Condensation___Hydrolysis.jpg

Let's see if it works again. :)
 
At what point does it go without saying. I haven't read anywhere not to boil with the lid on (apart from where i got this from obviously!). Out of all the important things in brewing, this would be one of the least talked about but one of the most important.
 
While a lot of AG brewers know that lids should be off during the boil, this kind of post helps new brewers, not only by re-iterating something noteworthy but by offering a decent explanation as to why lid off is a good rule of thumb.

Good Post JT.
 
so true jacob. since I started boils I have known not to boil with the lid on. whether extract or AG
 
At what point does it go without saying. I haven't read anywhere not to boil with the lid on. Out of all the important things in brewing, this would be the least talked about but one of the most important.


Jacob, nice article, but brewing without the lid on is not the least talked about subject by a long chalk. It's talked about in just about every text on boiling wort.

cheers Ross
 
Good info, i am guilty of boiling with the kettle lid on as i did not know about DMS. Good idea to keep the lid off from now. :icon_cheers:
 
At what point does it go without saying. I haven't read anywhere not to boil with the lid on (apart from where i got this from obviously!). Out of all the important things in brewing, this would be one of the least talked about but one of the most important.
Palmers book "how to make beer" explains this theory as well
 
Is that similar to his other more well known book "How To Brew"?

I found out not to boil with the lid on when my first two all grain efforts tasted like corn.
So similar it's the same, blame my typo on the three pints I had of ipa. Having these kegs full is killing me!
 
I think its generally assumed that all AG brewers have read palmers book, because if you haven't read it you definitely should. ;)
 
I boil with the lid off but I bring it UP to boil with the lid on.. Is this also a bad option?
 
That's fine as long as the boil is full enough and long enough. I do the same.
 
I agree, I bring up to the boil with the lid on & remove once it starts rolling. I do take the lid of a few times & shake off the condensation it makes on the lid though.
 
As I opened the package of 2-acetylpyridine which Sigma-Aldrich had shipped to me

Good article.

But, this dude goes trawling through the sigma catalogue
41pCHaLo9HL._SL160_.jpg
which is a brick.. to order different chemicals identified in brewing processes from mass spectometry, to test them by aroma from bottles of ultra-purified solid powder?

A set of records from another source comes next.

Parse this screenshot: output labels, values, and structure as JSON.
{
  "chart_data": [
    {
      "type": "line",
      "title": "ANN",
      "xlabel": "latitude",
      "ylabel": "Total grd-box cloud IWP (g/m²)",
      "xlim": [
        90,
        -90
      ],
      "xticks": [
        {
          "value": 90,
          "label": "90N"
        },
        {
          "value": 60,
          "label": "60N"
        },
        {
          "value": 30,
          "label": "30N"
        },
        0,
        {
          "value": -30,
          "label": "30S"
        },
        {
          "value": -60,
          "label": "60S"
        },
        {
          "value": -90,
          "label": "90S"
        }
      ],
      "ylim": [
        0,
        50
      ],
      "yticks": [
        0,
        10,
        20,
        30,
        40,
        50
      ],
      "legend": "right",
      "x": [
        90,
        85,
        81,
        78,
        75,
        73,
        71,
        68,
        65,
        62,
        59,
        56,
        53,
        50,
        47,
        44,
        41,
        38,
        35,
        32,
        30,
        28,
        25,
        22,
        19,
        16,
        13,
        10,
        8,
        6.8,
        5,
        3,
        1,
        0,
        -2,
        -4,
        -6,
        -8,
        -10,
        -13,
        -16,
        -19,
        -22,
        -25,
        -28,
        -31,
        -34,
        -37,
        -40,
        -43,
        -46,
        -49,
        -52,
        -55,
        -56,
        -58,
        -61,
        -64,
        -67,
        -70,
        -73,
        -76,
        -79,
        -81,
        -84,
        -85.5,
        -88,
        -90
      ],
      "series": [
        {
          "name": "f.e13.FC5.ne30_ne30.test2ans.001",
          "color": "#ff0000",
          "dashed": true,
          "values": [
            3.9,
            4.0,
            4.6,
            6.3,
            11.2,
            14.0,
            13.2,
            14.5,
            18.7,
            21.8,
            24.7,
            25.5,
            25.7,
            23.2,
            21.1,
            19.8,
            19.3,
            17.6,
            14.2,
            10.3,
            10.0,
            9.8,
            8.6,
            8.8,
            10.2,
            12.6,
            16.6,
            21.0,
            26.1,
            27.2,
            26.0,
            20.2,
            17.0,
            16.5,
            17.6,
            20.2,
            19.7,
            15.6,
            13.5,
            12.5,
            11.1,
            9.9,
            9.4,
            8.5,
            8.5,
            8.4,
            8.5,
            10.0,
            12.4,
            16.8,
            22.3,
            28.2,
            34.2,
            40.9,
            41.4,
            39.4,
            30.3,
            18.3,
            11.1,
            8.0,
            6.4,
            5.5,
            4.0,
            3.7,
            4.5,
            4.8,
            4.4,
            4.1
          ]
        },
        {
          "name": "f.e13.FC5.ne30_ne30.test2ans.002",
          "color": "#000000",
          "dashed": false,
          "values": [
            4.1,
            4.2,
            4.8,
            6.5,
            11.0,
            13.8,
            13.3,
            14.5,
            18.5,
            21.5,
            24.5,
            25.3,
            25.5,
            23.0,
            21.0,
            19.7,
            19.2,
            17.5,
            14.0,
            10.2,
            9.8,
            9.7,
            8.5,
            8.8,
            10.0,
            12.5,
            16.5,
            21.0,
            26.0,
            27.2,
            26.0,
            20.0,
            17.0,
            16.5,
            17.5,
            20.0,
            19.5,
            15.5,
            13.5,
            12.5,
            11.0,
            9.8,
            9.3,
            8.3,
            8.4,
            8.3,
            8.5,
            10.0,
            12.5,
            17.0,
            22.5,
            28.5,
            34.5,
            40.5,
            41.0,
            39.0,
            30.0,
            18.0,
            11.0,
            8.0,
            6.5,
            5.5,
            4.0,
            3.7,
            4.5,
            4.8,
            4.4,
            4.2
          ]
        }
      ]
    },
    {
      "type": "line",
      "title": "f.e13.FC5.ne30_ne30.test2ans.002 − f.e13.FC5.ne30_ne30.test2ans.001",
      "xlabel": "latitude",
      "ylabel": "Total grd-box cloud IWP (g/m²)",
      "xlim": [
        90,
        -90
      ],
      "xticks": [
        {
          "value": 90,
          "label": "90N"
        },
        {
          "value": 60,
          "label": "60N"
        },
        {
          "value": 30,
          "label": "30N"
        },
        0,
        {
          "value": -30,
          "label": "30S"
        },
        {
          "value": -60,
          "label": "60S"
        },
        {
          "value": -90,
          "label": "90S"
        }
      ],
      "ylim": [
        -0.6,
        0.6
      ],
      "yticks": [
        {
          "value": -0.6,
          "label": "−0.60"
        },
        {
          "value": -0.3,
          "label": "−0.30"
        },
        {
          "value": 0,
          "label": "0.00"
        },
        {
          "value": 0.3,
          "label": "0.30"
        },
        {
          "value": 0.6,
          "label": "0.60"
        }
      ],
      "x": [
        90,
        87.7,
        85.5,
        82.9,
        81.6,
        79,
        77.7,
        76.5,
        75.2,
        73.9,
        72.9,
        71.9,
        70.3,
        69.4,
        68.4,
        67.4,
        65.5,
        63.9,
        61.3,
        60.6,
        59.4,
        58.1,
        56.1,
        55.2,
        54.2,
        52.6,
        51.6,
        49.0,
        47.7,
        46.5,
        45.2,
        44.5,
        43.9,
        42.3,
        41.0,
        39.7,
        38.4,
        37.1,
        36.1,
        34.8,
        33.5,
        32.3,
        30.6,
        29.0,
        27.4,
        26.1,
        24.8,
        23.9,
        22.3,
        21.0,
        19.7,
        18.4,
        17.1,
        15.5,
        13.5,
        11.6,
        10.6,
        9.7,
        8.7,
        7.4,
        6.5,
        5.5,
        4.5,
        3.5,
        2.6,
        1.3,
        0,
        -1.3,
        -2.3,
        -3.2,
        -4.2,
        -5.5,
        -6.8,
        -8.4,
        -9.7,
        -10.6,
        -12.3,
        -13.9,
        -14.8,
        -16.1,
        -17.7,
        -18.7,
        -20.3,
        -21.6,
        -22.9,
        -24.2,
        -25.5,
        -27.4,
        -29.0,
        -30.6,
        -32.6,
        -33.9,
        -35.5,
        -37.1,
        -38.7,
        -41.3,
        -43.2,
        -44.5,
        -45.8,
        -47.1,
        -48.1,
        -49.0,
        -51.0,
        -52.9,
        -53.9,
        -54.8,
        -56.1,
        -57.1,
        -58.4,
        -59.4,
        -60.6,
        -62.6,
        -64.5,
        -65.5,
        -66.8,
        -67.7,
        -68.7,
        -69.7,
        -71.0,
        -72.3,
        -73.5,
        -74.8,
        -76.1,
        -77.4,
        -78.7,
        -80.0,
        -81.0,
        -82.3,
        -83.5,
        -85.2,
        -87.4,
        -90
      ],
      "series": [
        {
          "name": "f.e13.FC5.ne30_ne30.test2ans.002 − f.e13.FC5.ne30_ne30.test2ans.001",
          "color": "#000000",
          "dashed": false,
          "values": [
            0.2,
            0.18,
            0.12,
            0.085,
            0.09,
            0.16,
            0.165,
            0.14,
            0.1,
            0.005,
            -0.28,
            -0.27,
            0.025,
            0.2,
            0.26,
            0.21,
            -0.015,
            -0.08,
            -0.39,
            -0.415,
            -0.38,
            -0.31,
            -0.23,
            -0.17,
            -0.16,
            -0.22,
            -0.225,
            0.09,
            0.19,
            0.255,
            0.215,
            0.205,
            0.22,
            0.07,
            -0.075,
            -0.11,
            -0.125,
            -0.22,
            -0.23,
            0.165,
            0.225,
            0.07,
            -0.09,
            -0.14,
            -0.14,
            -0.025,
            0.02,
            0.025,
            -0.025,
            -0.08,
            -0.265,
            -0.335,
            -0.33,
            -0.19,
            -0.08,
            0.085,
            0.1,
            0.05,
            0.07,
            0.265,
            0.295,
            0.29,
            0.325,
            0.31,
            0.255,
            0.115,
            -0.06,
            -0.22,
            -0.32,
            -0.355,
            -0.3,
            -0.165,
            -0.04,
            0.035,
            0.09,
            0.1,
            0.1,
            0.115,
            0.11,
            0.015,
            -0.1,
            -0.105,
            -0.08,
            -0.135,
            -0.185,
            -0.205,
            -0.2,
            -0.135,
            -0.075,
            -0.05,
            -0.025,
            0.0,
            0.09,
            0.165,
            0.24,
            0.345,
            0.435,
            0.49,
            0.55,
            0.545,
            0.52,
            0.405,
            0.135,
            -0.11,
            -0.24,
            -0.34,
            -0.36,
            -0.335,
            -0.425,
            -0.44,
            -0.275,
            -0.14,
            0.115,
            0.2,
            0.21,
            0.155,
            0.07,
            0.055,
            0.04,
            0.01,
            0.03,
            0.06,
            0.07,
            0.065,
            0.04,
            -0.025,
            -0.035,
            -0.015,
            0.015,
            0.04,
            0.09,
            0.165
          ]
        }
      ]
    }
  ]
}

I guess I have to take my hat off to him, but the shit has a flashpoint of 73C and while they're usually a bit over-the-top, the msds for it states to use a full face respirator when working with it. If it is present as trace elements in wort, I dont really understand what he has to gain by smelling a potentially harmful ultra-purified version of it, particularly when it is present as a different form, with potentially different vapour products than that when it is present as a soluble form in wort. Also, the concentration as a vapour would be much higher.. and while chemists don't understand the biology of smell, as a biologist, I know that varying concentrations of particular substances can illicit slightly different notes. So I don't know how scientific his testing is, unless he dilutes it down to 40 or 30 parts per billion as a solution, and *blind* tests that..

Pretending that his findings were properly controlled, and found to be true, then how does he determine that one stops Maillard Reactions occuring during a wort boil? It is pretty frickin hard! What is the volitility of 2AP? Does 2AP serve any other purposes during the boil, does it assist with hop isomerisation? does it accelerate other processes? would a reduction in 2AP negatively impact other characteristics of flavour, or its fermentability?
the list goes on..

I like that he's tinkering here, but he needs to be more methodical about his approach and cover his arse more, not to mention, not kill himself when sniffing bottles of ultra purified materials.